Hi everyone and a big welcome to amuminwaiting, it sounds like you have had the most horrendous time over the past few years. I really feel for you. Congratulations on your new pregnancy - I have everything crossed that this will be the one for you. Join the knicker-checking club on this thread and please feel free to obsess away here to your hearts content! In the meantime - you know the deal - just take it day by day... also - get a really thin duvet - it has changed night-time for me!! Btw, what is karyotyping?

milkyways I'm so glad you found the post-mc counselling helpful, it sounds excellent. Completely agree about getting angry, in my case with my DS - I try to be patient with his tantrums, then often eventually just snap. I then feel so guilty that I have been horrible to my beautiful child because of these ones inside me which might not even make it... he doesn't even know I'm pg yet and am hoping it won't cause massive issues for him...

lily I'm glad you've made a decision about the CVS. I really, really hope that everything goes well on Thursday and they can do what they need to. Don't worry about the exams - if there is a possibility of you doing them at Xmas then it sounds like you are completely right to take that option. You have enough to think about right now. x

piglet I also have my nuchal scan on Thursday this week. I have been quite calm about it so far - although desperately wishing that time would go quicker. I predict I won't get much sleep on Weds night - as for all pregnancy risks, with ID twins the Downs risk is higher than normal.... really want to get the tests over with.

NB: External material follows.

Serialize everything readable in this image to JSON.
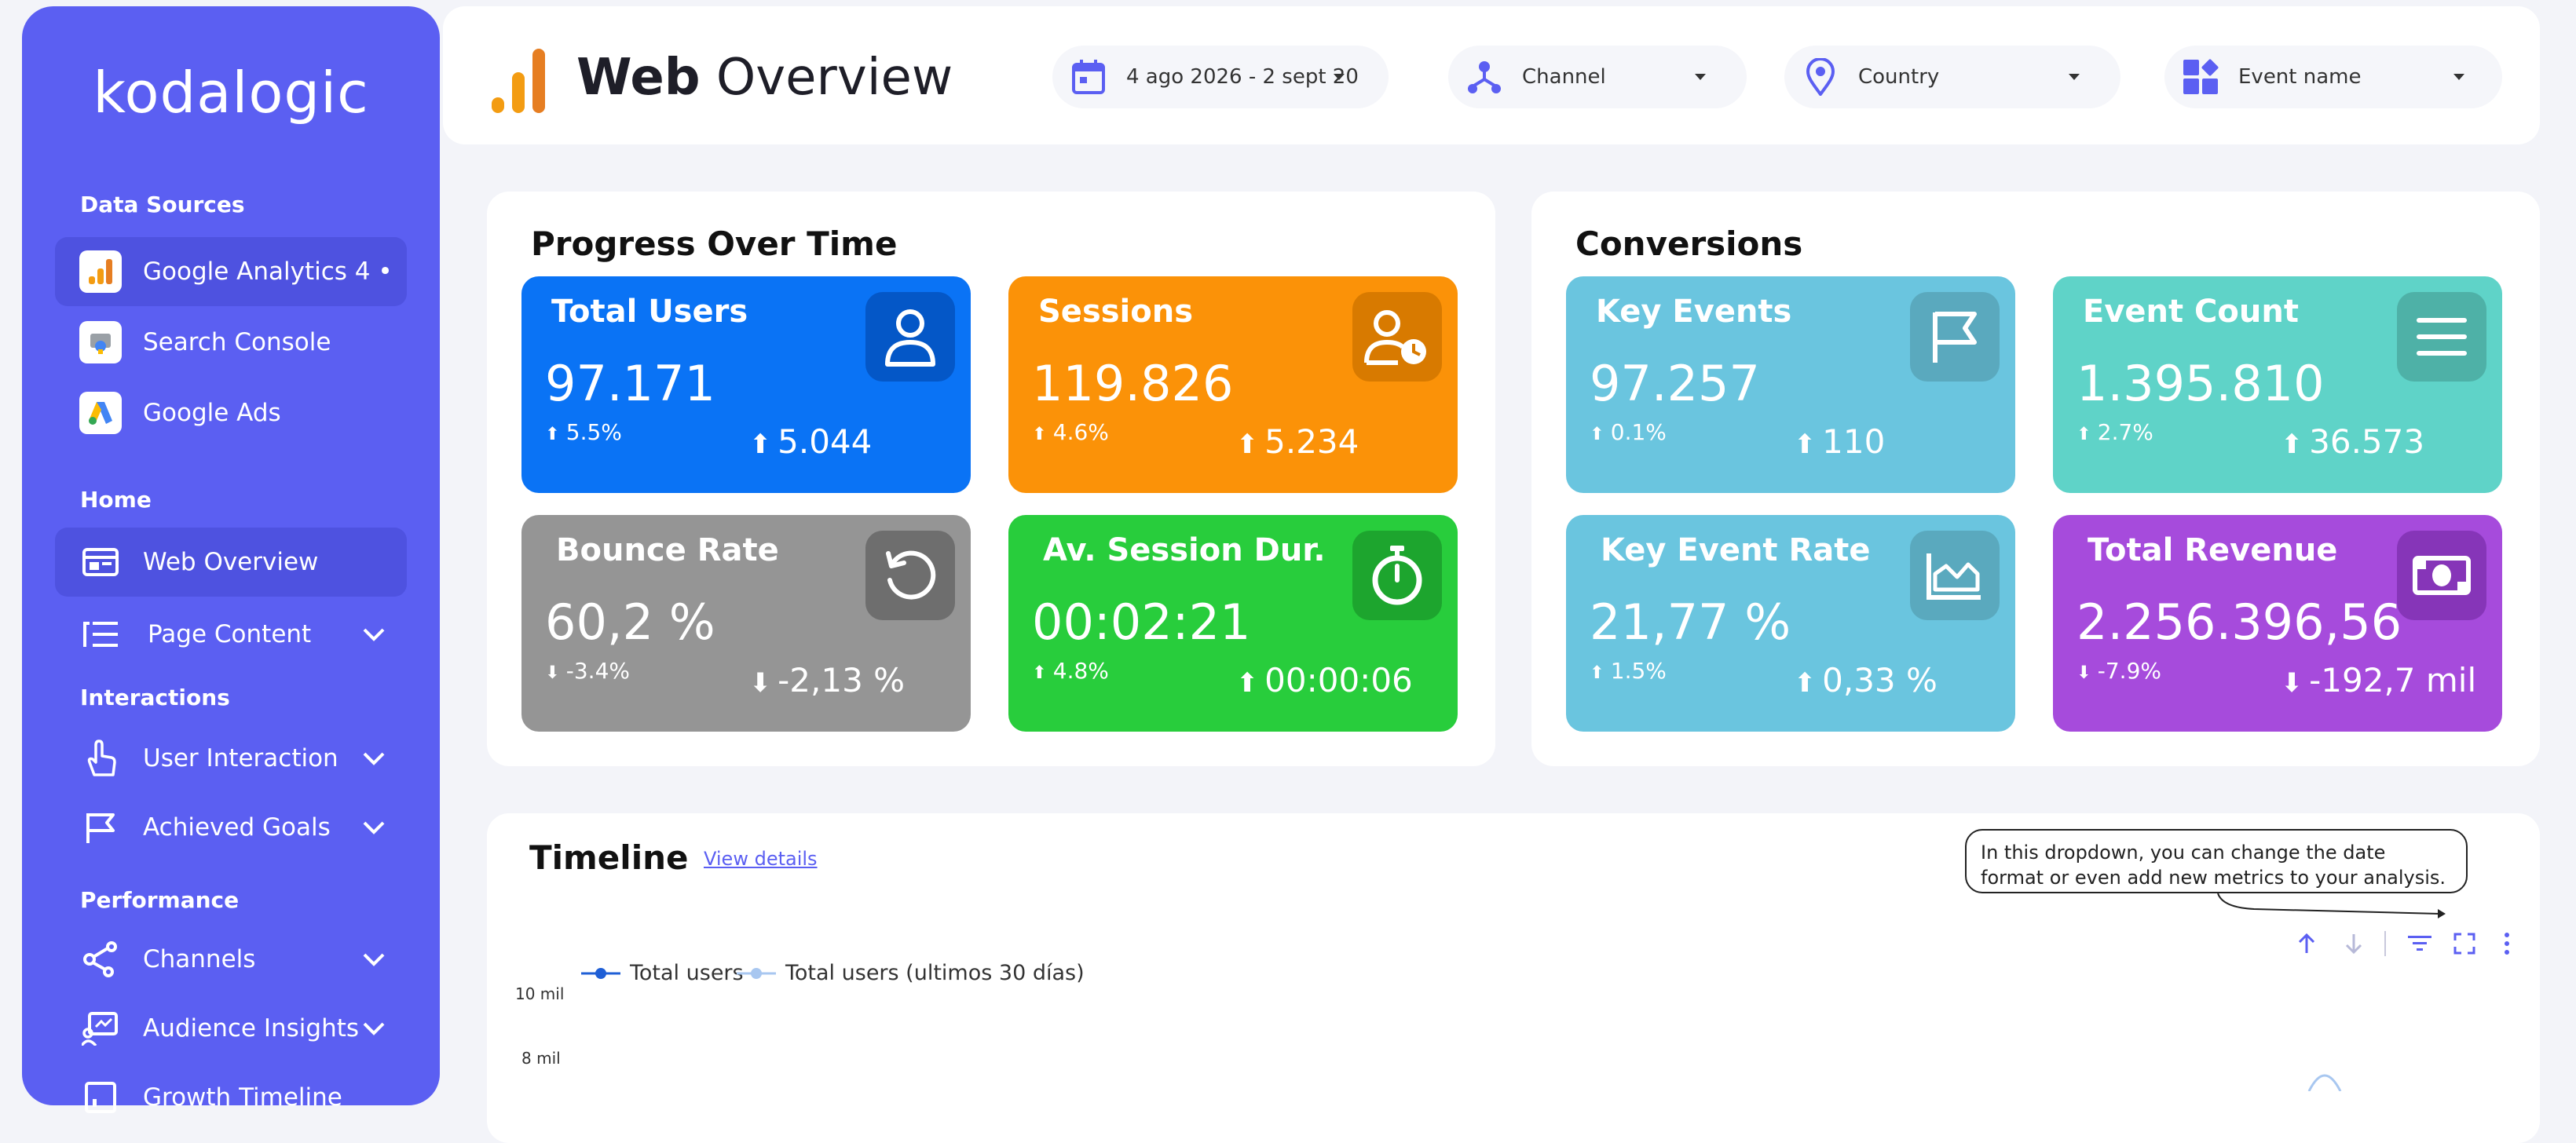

aMuminwaiting · 10/07/2011 21:00

Thanks everyone. Karyotyping is where they examine my and my DH's white blood cells to check for abnormalities. They are testing the sac from my last pregnancy too. But the other babies were not examined.

I've been going au naturale since the night sweats started but I'm still waking up a lot (not helped by screaming kids next door and car alarm going off all the time down the road...and this is supposed to be a nice quiet village!) I've got moving to keep me busy in two weeks so hopefully I'll stop obsessing for what? two seconds?!

Ohhh I really want a crispy cake now.

aMuminwaiting · 10/07/2011 21:02

PS I was only due on yesterday so am only four weeks. I was wondering if I should book in to see my GP here or just wait and start this pregnancy off with a new surgery when I move? I would rather do that because the medical staff here have been no help at all but am worried I'll get told off when I move for leaving it until I was nearly seven weeks (if I get that far).